8. The infrastructure network resilience assessment method based on a three-phase dynamic mechanism according to claim 7, characterized in that: In step 4, for networks in the linear or complex phases, optimization is performed based on the diagnostic results using a loop-aware strategy, driving them to transition to the diaphragmatic phase and anchoring them to [the target area]. The specific feature region is: by mining key node pairs that can close long chains and form stable triangular or quadrilateral cycle structures, the squeeze constraint is removed, thereby reducing the normalized second moment of finite connected groups. This increases the size of the mesoscopic interconnects, thereby significantly reducing the mesoscopic strength exponent, driving the network to transition from the linear / composite phase to the backbone phase, and ultimately anchoring it in the [unclear context]. Feature region.

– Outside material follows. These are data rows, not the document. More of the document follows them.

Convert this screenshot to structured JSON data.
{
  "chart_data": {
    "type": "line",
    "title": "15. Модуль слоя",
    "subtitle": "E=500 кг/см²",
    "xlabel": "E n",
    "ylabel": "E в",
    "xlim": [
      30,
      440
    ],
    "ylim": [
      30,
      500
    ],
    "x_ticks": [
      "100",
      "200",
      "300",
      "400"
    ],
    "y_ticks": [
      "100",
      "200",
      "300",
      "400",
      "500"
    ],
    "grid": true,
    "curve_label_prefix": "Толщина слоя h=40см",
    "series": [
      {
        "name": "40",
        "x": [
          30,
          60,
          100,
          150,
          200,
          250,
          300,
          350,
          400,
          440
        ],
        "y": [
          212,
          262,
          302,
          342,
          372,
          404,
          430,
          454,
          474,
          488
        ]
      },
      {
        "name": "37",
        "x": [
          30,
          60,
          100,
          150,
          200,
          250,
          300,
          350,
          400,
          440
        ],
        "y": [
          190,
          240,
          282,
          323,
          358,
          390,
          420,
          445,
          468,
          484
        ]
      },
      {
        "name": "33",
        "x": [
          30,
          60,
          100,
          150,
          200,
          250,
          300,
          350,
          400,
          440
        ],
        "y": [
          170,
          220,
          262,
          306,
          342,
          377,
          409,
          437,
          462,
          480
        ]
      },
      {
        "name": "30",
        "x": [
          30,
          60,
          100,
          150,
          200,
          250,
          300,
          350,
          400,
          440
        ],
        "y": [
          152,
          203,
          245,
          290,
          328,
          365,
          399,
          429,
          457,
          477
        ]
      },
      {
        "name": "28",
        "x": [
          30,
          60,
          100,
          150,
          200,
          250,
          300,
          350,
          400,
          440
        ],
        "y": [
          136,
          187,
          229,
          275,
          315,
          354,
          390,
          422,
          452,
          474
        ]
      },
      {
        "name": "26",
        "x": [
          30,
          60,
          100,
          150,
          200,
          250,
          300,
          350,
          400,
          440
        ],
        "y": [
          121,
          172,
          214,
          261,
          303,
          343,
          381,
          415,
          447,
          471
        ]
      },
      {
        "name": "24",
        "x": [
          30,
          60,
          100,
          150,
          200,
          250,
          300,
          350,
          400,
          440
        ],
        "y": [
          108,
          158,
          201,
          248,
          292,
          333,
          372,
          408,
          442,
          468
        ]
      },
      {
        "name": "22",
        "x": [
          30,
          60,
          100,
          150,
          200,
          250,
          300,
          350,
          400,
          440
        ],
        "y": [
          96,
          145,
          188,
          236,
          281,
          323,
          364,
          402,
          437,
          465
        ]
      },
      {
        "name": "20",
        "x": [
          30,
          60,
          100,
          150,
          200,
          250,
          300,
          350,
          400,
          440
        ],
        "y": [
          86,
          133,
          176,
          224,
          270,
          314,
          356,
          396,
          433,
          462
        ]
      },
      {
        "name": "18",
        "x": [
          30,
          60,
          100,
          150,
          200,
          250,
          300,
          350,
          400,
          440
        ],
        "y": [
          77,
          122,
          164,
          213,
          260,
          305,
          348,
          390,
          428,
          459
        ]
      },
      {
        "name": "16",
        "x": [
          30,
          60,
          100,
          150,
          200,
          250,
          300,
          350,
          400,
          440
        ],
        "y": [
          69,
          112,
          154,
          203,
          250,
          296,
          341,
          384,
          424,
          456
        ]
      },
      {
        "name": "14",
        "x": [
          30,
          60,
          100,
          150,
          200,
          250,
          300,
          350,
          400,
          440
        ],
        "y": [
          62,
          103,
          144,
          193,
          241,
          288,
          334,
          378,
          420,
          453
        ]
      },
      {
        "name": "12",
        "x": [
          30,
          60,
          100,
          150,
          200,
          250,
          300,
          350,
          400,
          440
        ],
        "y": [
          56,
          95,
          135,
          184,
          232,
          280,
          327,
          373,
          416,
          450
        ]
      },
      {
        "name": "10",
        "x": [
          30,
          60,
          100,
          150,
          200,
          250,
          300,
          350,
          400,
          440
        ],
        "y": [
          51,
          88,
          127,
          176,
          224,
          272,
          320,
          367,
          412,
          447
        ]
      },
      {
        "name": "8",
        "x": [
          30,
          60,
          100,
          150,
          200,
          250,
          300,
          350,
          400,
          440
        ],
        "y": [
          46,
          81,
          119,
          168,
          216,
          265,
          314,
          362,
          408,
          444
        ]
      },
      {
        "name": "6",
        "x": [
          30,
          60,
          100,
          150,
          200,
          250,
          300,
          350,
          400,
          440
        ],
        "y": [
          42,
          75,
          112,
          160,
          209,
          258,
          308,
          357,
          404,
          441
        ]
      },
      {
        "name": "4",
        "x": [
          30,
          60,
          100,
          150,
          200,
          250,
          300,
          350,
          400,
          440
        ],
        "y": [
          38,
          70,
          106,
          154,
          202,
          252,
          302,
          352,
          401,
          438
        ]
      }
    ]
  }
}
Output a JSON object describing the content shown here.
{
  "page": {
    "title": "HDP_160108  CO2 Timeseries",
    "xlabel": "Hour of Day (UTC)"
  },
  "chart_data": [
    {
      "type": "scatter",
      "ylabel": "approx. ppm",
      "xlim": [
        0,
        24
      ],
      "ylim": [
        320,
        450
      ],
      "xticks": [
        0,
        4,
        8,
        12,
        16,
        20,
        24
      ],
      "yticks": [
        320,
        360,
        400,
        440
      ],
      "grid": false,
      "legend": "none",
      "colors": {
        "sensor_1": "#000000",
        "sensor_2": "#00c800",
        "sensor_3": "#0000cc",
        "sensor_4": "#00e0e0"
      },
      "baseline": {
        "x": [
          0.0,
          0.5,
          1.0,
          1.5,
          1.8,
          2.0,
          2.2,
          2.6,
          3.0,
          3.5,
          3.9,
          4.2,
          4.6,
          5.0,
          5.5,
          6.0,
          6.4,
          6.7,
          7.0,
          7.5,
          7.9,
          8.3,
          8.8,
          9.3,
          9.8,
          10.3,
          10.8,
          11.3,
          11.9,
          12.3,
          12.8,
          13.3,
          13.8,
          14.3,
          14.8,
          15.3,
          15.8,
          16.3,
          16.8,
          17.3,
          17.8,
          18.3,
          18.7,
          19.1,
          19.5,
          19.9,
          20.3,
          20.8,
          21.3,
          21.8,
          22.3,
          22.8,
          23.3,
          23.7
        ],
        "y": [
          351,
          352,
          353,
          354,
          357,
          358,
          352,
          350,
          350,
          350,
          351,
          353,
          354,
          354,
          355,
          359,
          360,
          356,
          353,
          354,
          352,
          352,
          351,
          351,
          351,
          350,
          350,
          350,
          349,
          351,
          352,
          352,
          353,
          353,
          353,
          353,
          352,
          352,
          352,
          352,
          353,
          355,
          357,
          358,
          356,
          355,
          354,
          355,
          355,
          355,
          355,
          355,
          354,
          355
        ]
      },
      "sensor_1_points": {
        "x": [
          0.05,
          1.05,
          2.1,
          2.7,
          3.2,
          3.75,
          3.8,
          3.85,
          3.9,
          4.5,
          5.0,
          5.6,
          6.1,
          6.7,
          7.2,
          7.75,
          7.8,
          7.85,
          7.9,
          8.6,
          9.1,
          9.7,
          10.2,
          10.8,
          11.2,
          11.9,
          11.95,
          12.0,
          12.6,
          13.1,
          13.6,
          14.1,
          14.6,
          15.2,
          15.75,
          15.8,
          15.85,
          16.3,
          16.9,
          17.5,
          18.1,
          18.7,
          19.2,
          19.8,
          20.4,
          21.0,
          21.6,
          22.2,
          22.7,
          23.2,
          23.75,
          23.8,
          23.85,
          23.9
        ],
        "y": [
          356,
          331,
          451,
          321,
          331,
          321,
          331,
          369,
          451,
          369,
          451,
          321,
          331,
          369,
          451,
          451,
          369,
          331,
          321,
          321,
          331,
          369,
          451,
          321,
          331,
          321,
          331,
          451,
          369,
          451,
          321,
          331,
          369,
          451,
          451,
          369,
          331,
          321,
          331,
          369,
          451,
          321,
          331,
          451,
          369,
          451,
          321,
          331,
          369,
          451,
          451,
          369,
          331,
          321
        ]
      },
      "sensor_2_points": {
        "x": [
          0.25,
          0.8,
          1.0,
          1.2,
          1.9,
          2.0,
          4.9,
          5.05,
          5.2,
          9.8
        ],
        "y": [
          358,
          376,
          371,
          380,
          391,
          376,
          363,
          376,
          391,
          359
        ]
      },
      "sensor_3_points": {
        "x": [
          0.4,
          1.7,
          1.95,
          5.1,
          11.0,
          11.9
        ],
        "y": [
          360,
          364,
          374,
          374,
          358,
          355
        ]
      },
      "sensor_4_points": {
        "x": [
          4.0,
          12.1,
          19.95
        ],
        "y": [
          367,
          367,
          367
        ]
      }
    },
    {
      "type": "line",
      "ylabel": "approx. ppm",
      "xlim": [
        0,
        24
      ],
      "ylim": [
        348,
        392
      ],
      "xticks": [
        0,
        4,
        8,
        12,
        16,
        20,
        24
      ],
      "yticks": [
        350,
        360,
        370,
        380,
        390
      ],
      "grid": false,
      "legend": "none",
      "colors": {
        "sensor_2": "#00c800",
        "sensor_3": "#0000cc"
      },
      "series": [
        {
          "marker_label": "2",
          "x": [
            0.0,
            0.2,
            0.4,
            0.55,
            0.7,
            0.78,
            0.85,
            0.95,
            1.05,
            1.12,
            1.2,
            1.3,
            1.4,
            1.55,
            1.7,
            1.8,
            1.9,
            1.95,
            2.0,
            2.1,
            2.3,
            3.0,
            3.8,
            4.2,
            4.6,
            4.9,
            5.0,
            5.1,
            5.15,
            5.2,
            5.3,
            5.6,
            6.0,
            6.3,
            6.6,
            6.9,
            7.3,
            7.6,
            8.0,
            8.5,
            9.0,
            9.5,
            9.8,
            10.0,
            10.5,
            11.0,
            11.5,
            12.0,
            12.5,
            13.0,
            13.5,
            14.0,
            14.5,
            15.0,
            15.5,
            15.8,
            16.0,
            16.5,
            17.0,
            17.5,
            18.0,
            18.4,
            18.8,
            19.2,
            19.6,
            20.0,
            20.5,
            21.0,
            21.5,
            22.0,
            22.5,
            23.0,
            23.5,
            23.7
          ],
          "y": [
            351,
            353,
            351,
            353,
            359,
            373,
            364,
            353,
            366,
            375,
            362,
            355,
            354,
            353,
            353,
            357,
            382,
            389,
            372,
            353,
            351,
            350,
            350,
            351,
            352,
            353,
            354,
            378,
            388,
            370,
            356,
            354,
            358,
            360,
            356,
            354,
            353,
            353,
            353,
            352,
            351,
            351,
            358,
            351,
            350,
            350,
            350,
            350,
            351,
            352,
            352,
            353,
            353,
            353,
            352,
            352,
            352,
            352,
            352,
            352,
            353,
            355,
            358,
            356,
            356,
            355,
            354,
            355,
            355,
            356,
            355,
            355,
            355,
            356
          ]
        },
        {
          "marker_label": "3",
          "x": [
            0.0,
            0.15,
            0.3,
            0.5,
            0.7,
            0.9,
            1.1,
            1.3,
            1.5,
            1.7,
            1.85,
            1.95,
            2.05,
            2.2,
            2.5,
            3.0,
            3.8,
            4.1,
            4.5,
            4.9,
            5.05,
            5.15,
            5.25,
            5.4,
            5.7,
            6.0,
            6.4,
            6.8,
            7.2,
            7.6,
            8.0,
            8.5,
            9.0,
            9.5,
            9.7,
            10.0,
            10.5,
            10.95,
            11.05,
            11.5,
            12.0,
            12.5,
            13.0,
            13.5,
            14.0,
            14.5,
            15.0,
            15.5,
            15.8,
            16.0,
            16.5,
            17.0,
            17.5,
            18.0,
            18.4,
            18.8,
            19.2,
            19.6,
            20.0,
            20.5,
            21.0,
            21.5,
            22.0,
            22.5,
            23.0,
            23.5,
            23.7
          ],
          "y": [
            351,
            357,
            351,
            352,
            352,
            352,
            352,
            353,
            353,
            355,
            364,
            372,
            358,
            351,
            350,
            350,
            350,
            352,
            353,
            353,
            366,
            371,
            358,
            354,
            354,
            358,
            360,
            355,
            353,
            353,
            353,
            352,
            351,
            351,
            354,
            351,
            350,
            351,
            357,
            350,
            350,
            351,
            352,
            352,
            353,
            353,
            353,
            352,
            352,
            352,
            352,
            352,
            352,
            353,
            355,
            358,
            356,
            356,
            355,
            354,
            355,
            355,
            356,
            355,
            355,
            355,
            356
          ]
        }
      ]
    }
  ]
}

9. The infrastructure network resilience assessment method based on a three-phase dynamic mechanism according to claim 8, characterized in that: The optimization using the circle-aware strategy specifically involves: In the topology of the infrastructure network obtained from the modeling, two different nodes are randomly selected. and Furthermore, there is no direct edge connection between the two in the current network, so the node pair... As a candidate edge; for candidate edges First determine the node and In the damaged network Determine if the two paths are reachable; if so, calculate the shortest path length. and average clustering coefficient ; If neither can be reached, then a new candidate edge is selected; if the conditions are met... and If the candidate edge meets the condition, it is temporarily added to the edge list. It then checks whether the edge causes a new cycle to form in the network: if a new cycle is formed, the edge is accepted and kept in the network, and the edge count is updated. If no new cycle is formed, discard the candidate edge and resample. This represents the lower bound of the shortest path length for candidate edges. This represents the upper bound of the shortest path length of the candidate edges. This represents the threshold value for the set clustering coefficient; values below this threshold meet the selection criteria.
10. The infrastructure network resilience assessment method based on a three-phase dynamic mechanism according to claim 9, characterized in that: Multi-mode attack scenarios include random edge attacks, random point attacks, and randomness attacks.